Я купил у метро розу, побродил немного во дворе и решился позвонить в домофон. Поднялся на старом лифте с деревянными створками.
Только створки открылись, как я увидел Надежду Варфоломеевну. Оказывается, она вышла на площадку, ожидая меня. Был у старых москвичей такой обычай — встречать гостя у лифта и провожать его потом до лифта.
«Он, кажется, дремлет. Сейчас посмотрю…»
Надежда Варфоломеевна ушла в комнату, и я услышал, как она нежно сказала: «Витюша, тебе такую красивую розу принес молодой человек…»
Надежда Варфоломеевна провела меня в комнату.
Виктор Сергеевич лежал против большого светлого окна. Он открыл глаза, протянул мне слабую прозрачную руку и сказал: «Моя мечта — уехать в Кострому…»
Виктор Розов/ Из личного архива Д. Шеварова
В ту же пору, когда я был в гостях у Розовых, режиссер Александр Белобоков и сценарист Нина Аллахвердова снимали документальный фильм о Викторе Сергеевиче.

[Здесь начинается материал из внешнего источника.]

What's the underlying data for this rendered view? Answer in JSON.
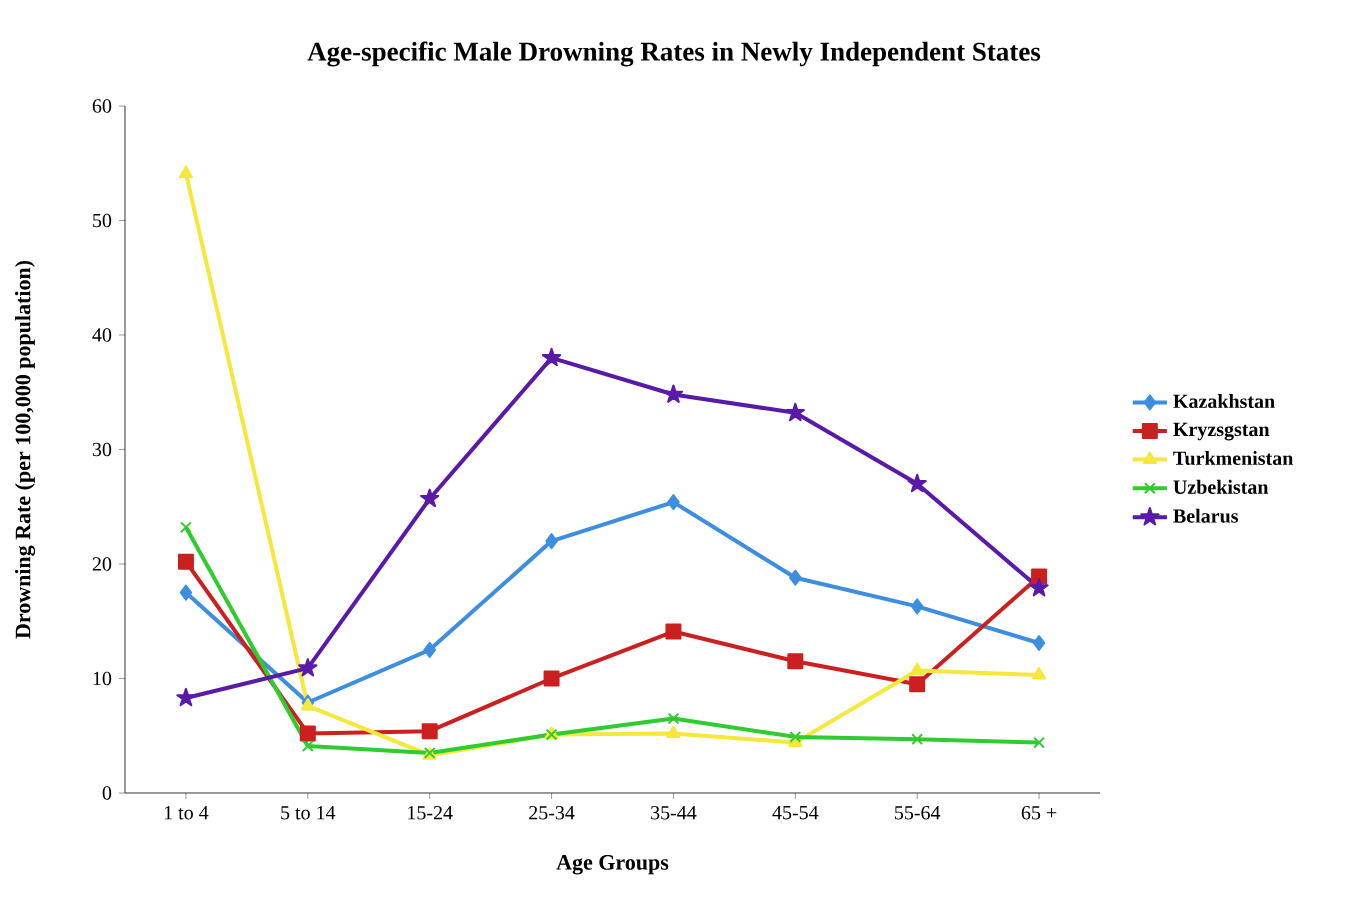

Фильм называется «Сегодня за окном туман». Привожу некоторые монологи Виктора Сергеевича из этой замечательной картины.
* * *
Помню, стояли на подоконнике простенькие цветы. А ливень хлынул и сломал мне этот цветок. Копеечный цветок. Пустяковый цветок. Но как я плакал, что цветок сломался! Плакал, потащил его на балкон, под дождичек. Цветок копеечный, а мне было шесть лет.
* * *
Однажды мой товарищ Витя Барков привел меня в одну компанию. Как открылась эта дверь в Лебяжьем переулке, так я остолбенел. Влюбился невозможно. Это было прямое попадание. Надя… Я любил ее и до войны, и во время войны, и после войны, пока она не согласилась выйти за меня замуж. Сколько лет прошло — слава богу, ничего не тускнеет.
* * *
Я на поле боя был один день. Это была такая каша. Это было истребление нас. У немцев автоматика, они моторизованные, а у нас винтовки, пушки допотопные, на конной тяге. Да мы еще и стрелять не умели.
От нашей дивизии остался только я и наша медсестра.
Потом меня везли в госпиталь шесть дней. Шесть суток я не спал, даже не закрывал глаз. Боль. Адская боль.
Госпиталь во Владимире помещался в церкви. Меня обмыли, положили на полу в нижнем храме, под сводами, и накрыли простыней с головой. Потом хотели отсечь ногу выше колена. Но женщина-хирург сказала: «Решили побороться за вашу ногу». И девять месяцев боролись. Я остался хромой, но не безногий. Спрашиваю доктора, свою спасительницу: «Как вас зовут?» Она отвечает: «Мария Ивановна Козлова». А у меня у любимой девушки, у Нади, фамилия — Козлова. А Мария Ивановна — это Бабанова, моя учительница в школе-студии, гениальная русская актриса.
* * *
В госпитале сестра, бывало, скажет: «Какой ты, Розов, веселый». А я отвечал: «А как же, это ведь нога болит. Я-то здоров».
* * *
А потом перевезли меня в Казань. Другой врач, женщина, спрашивает: чего бы вы хотели? Пить хотите? Я говорю: да. Врач обрадовалась: раз есть желание, значит, сохранилась страсть к жизни. А есть хотите? Да. Она воскликнула даже: это хороший признак! А чего вы хотите? Не теряя чувства юмора, я сказал, что хочу пирожки с мясом и компот. Это означало пожелать совершенно невозможное. Но знаете, утром она принесла мне компот и пирожки с мясом. Уж где она их достала, чего это ей стоило!
* * *
Этот дом мне снится не в первый раз. Это снится мне долго: дом, а там живут мама и папа. Они живые. Когда я понял это, то хотелось плакать от радости, какая-то легкость… Странные происходят вещи…
* * *
Я убежден, что в жизни так много прекрасного, что человек просто обязан быть счастлив. Мы порой слепы к истинным радостям — к любви, к дружбе, к состраданию, к возможности оказать бескорыстную помощь… Слепы и оттого несчастны.